Pyrénées-Orientales : le pompier menacé par son employeur ne sera pas sanctionné

C’est une bonne nouvelle que nous avons appris vendredi dernier. En effet, Yannick Conegero, sous-officier de sapeurs-pompiers volontaires à Cerbère (Pyrénées-Orientales), ne sera pas sanctionné par sa hiérarchie. Il lui était reproché d’être arrivé en retard à son poste de travail, le 6 novembre dernier. Un retard qui n’a pas eu de mal à justifier, puisqu’il a été appelé à intervenir sur un feu de broussailles. Mais cette excuse n’aurait visiblement pas suffit à la direction locale FRET de la SNCF, qui l’a menacé de sanctions.

Après notre article et la reprise de notre information par nos confrères, Yannick Conegero a été entendu par sa direction basée à Clichy. “J’ai été entendu par ma direction, aucune sanction, ni blâme n’est retenue contre moi. On m’a fait monter, seulement pour m’expliquer la convention entre les sapeurs-pompiers et la SNCF” a-t-il précisé au collectif qui défend les intérêts des sapeurs-pompiers volontaires dans les Pyrénées-Orientales (66). La mobilisation a été totale, puisque l’union départementale des sapeurs-pompiers des Pyrénées-Orientales (UDSP 66), la fédération nationale (FNSPF) et le SDIS 66 se sont mobilisés, une fois informés du problème. Il aurait eu rapidement “l’assurance de la direction générale de la SNCF, qu’il ne serait pas sanctionné pour ce retard”, précise Jean Garcia, président de l’UDSP 66.

Une résolution pour 2018

“Dorénavant, si cela devrait se reproduire, ma hiérarchie (pompier) devra faire le nécessaire pour me rapatrier sur mon lieu de travail, car cela peut avoir des conséquences économiques” ajoute Yannick Conegero, tout en estimant “qu’a contre sens, un feu peut aussi avoir des conséquences économiques, mais aussi et surtout humaine”.

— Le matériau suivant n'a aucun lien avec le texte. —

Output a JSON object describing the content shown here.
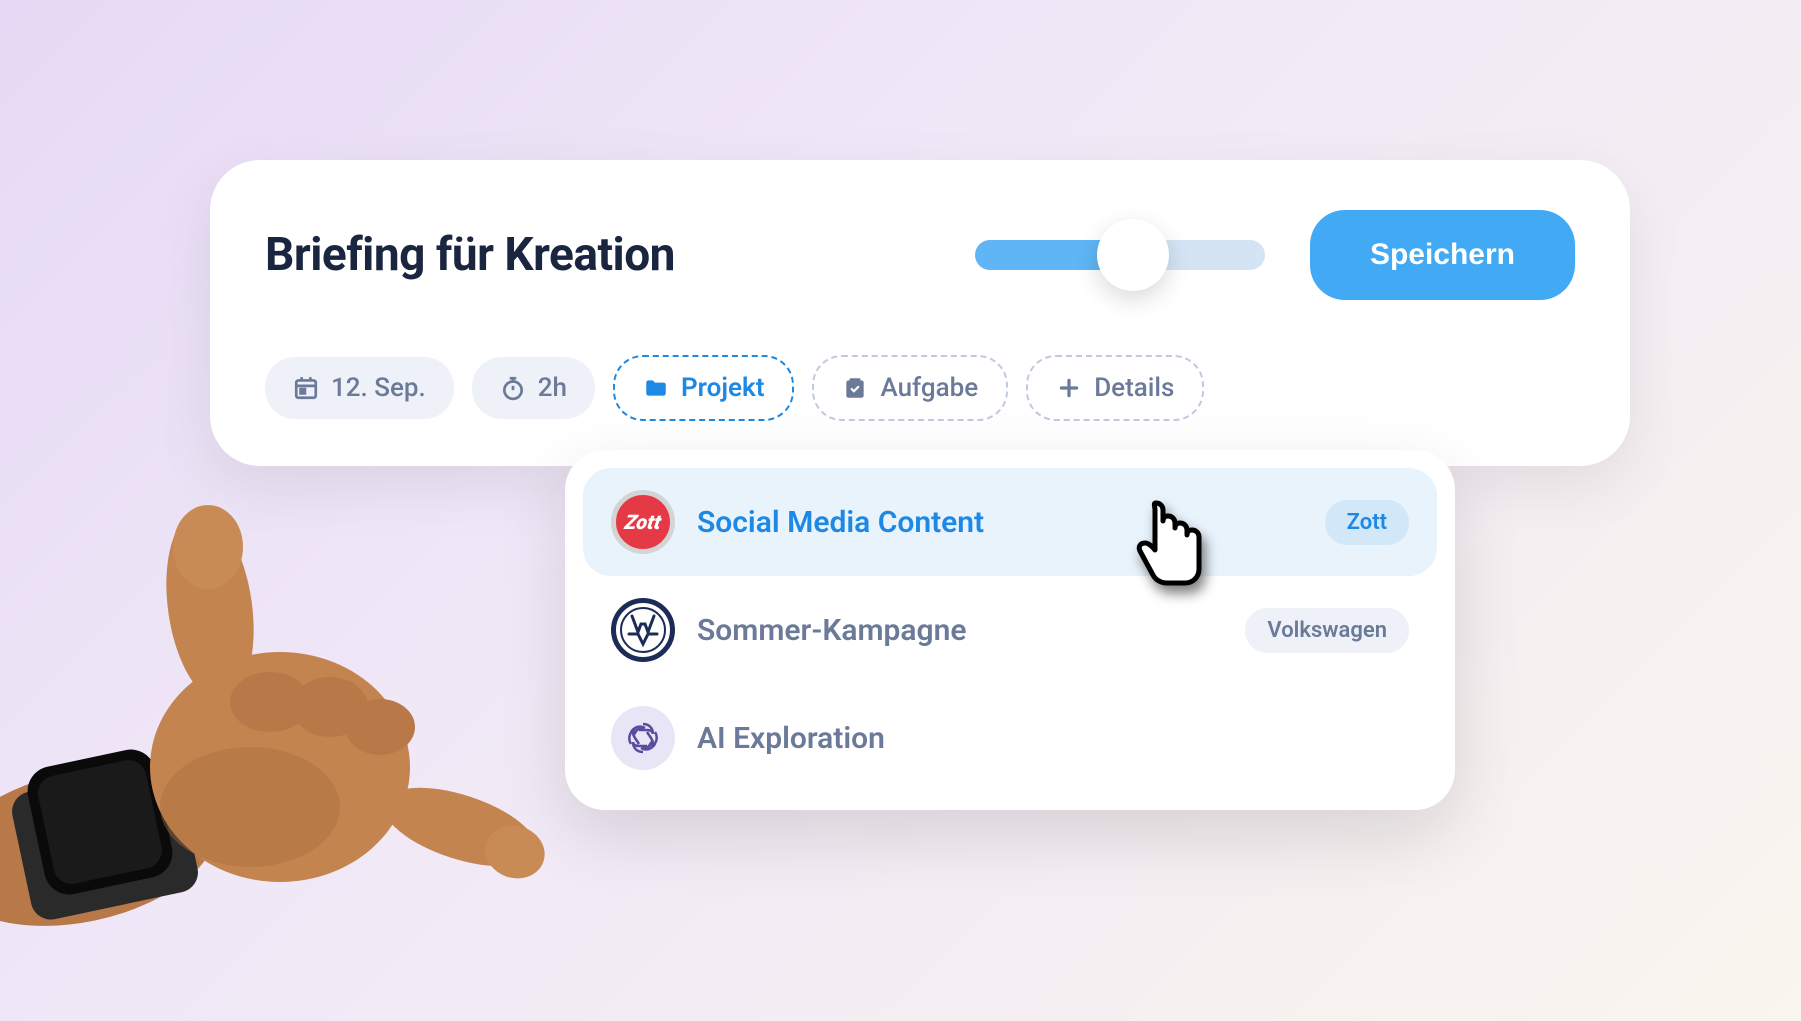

Après beaucoup de stress, pour lui et son entourage en période de fêtes de fin d’année, il avoue compter intervenir moins souvent à des moments proches de ses horaires, afin que cette situation ne se reproduise plus. Dans un message, écrit pour la fin de la pétition signée par plus de 18’000 personnes, il remercie “tous les sapeurs-pompiers, les sympathisants, les agents SNCF, le collectif SPV 66, ainsi que les rédactions de Secours Info et de France bleu Roussillon.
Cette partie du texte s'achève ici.